А за Шуваловым этим надо еще пристальнее последить. Я допускал, что он мог увлечься Ольгой. Мог пригласить ее, чтобы наладить связи с нами. И все это — без задней мысли. Но паранойя требовала запихнуть во все Олькины сумки артефакты слежения, навести аккуратный морок ей на голову, чтобы блокировал все попытки преступить грань дозволенного…
Мда. Миха, ты тоже едешь крышей, как слишком заботливый батя.
Мечтая не прочитать в утренней газете свежие сплетни о нашей с Денисовым дуэли, я спустился на первый этаж и сонно прошлепал в столовую и расчихался от здоровенного букета, который послал Шувалов. Какой-то из цветов — возможно, лилии, даже не пах, а источал тяжелый и раздражающий аромат.

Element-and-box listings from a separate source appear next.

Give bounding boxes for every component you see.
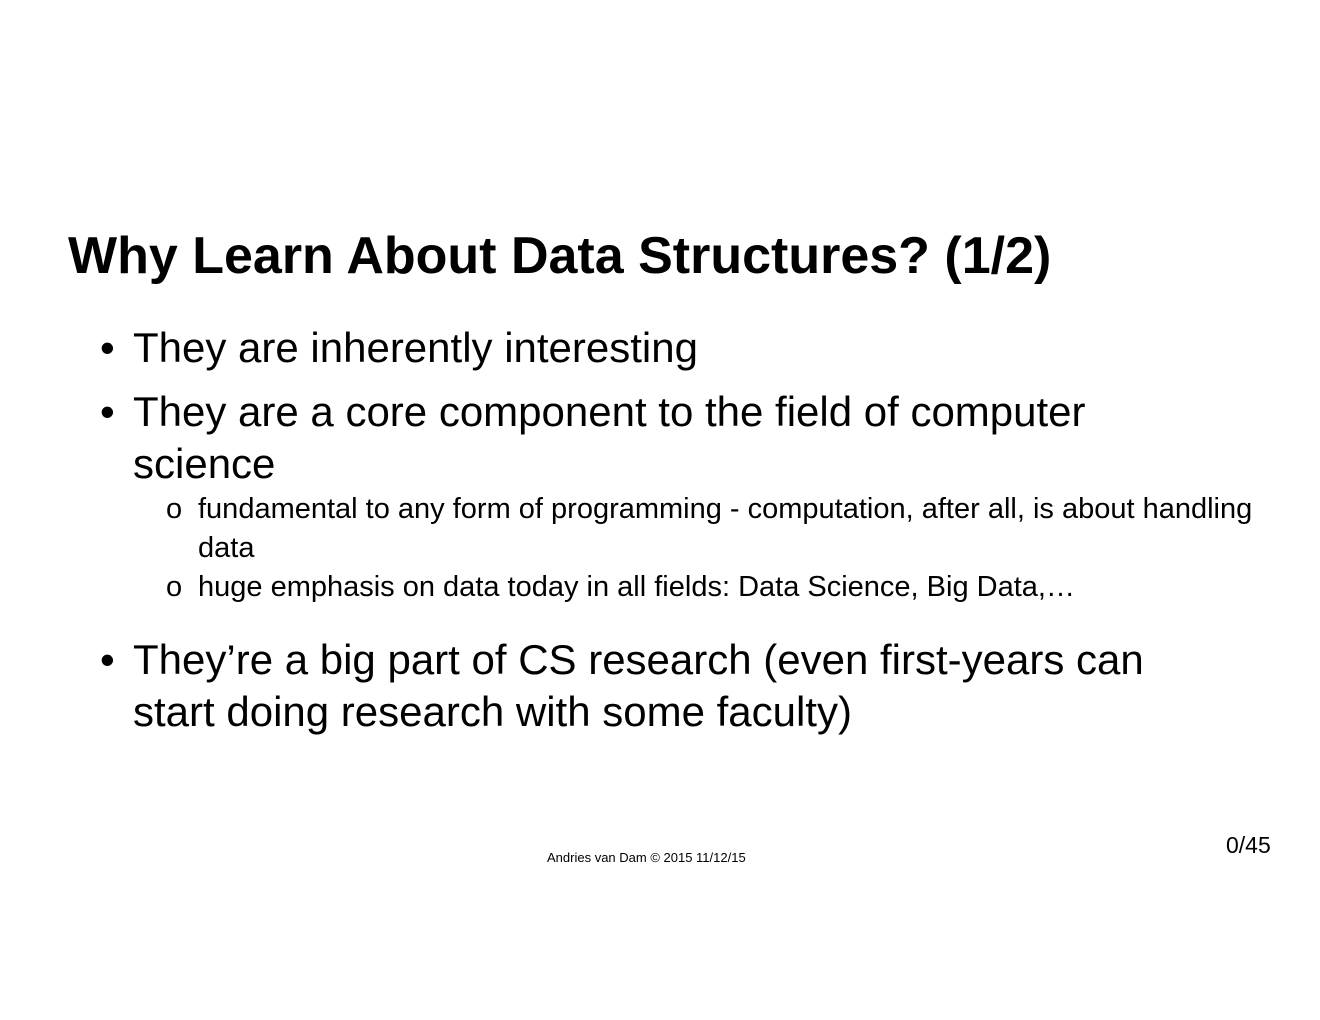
footer-credit: Andries van Dam © 2015 11/12/15 [547, 850, 746, 865]
page-number: 0/45 [1226, 832, 1271, 858]
subbullet-marker: o [166, 493, 183, 525]
bullet-marker: • [100, 636, 115, 683]
bullet-item: • They are a core component to the field… [100, 386, 1200, 490]
bullet-item: • They are inherently interesting [100, 322, 1200, 374]
bullet-text: They are inherently interesting [133, 324, 698, 371]
bullet-marker: • [100, 324, 115, 371]
subbullet-item: o fundamental to any form of programming… [166, 490, 1286, 568]
bullet-marker: • [100, 388, 115, 435]
subbullet-text: fundamental to any form of programming -… [198, 493, 1253, 564]
bullet-item: • They’re a big part of CS research (eve… [100, 634, 1200, 738]
slide-title: Why Learn About Data Structures? (1/2) [68, 227, 1052, 285]
subbullet-item: o huge emphasis on data today in all fie… [166, 568, 1286, 607]
bullet-text: They are a core component to the field o… [133, 388, 1086, 487]
bullet-text: They’re a big part of CS research (even … [133, 636, 1144, 735]
subbullet-marker: o [166, 571, 183, 603]
subbullet-text: huge emphasis on data today in all field… [198, 571, 1075, 603]
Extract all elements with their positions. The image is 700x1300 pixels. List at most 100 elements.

Убедившись в том, что Олька оседлала свой мопед и укатила в Лепсари, я перенес вазу с букетом в самую дальнюю комнату и принялся молить кухонных дамочек о большом кофейнике и паре бутербродов.
Кофе оказался настолько крепким, что у меня едва не открылся третий глаз. Что-то сегодня от души заварили. Я лениво долистывал сегодняшние “Петропольские ведомости”, когда в холле зазвонил телефон. Егорушка тут же оказался у аппарата и, удивленно вскинув брови, жестом привлек мое внимание.
— Михаил Николаевич, это вас! — шепотом подозвал лакей. — Ольга Николаевна звонит…
Я залпом допил последнюю чашку, закрыл газету и поспешил к старому телефону.
— Оленька? — спросил я, предчувствуя неладное. — Что-то дома забыла?
С другого конца линии послышались трудно сдерживаемые всхлипы.
— Миша… Миша, приезжай, пожалуйста!
— Где ты?
— На прудах… В Леп… сари… Связь пло…ая..
— Что случилось?
— Пруды… — снова всхлипнула сестра. — Рыба…. Погибла… Вся… погибла!